The Last Threshold is a novel by R. A. Salvatore set in the Forgotten Realms campaign setting, and is the fourth book in the Neverwinter Saga. It was released on March 5, 2013.

==Plot summary==
Now that Charon's Claw is destroyed, Drizzt Do'Urden and his companions—not only Dahlia Sin'felle and Artemis Entreri, but also the former Shadovar Ambergris and Afafrenfere rest in Neverwinter while they decide their next course. Drizzt is resolved to find Guenhwyvar, who has somehow been trapped in the Shadowfell and can no longer be summoned, but when he attempts to summon her some time later, he is successful. He devises a plan to take his companions, particularly Entreri, to rebuild Port Llast in order to show them there is something worthwhile and honorable to do with their skills.

While seeking the help of Arunika, Drizzt and Dahlia find evidence of a vampire, which turns out to be Thibbledorf Pwent, Bruenor Battlehammer's loyal shield dwarf who had tragically been turned into a vampire by Dor'crae. Pwent resolves to remain in the sunlight and be destroyed; Drizzt and Dahlia leave him to go in peace and honor. The group heads north.

In the Shadowfell, Effron is desperate to get back at his mother, Dahlia. He plans to steal Guenhwyvar in order to blackmail Drizzt into leaving Dahlia's side, but the panther is already gone and Lord Draygo Quick discovers his plan.

Meanwhile, Jarlaxle and Athrogate are alive and well and working for Bregan D'aerthe. They find out that Tiago Baenre is seeking Drizzt Do'Urden, who now apparently travels with Artemis Entreri, whom Jarlaxle had both befriended and betrayed. Jarlaxle and Athrograte travel on Bregan D'aerthe business to the Shade Enclave.

Drizzt's group travel to Port Llast so that Entreri can retrieve his dagger and Drizzt can enact his plan. They help rebuild Port Llast. Drizzt notices that Guenhwyvar does not seem to be getting enough rest. That is because Draygo Quick has in fact bound her to the Shadowfell, so she is unable to return home to the Astral Plane when unsummoned. At some point, Effron appears in order to capture Dahlia, but his heart is softened and he ends up joining Drizzt's group instead. Effron tells them about Guenhwyvar.
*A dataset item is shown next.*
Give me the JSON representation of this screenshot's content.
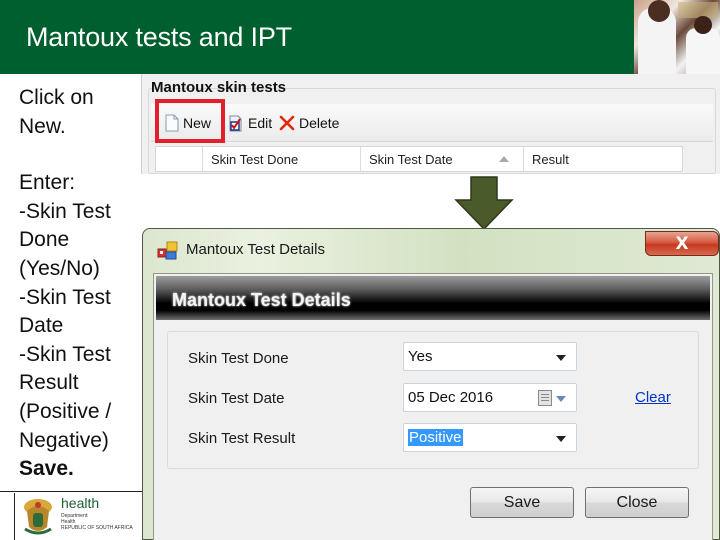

Drizzt's group go to Draygo Quick's home to retrieve Guenhwyvar. In the process, Dahlia and Entreri are petrified, Drizzt and Effron are captured, and only Ambergris escapes. Drizzt remains a guest/prisoner of Quick for as long as a year before Jarlaxle, having learned of his whereabouts from Ambergris, mounts an assault by Bregan D'aerthe on Quick's residence. Drizzt and his companions are freed and unpetrified. They set forth for Icewind Dale, determined to wait out Tiago's search.

In Icewind Dale, the group inadvertently wander into a portion of Iruladoon, spending a night there that lasts eighteen years. When they awake, it is 1484 DR and it seems the world has forgotten them. Drizzt resolves to stay in Icewind Dale and Dahlia, upset with him, attacks him. Entreri pulls Dahlia away, but not before Drizzt appears to succumb to his wounds on top of Kelvin's Cairn, hearing the voices of his long-dead friends beside him.

==Characters==
===Main characters===
- Drizzt Do'Urden
- Dahlia Sin'felle
- Artemis Entreri

==Reception==
The Last Threshold reached 20 on The New York Times Best Seller list on March 24, 2013.

The book entered the USA Today Top 150 on March 14, 2013, and was on the USA Today Best-Selling Books list for 1 week, with #70 as its best week.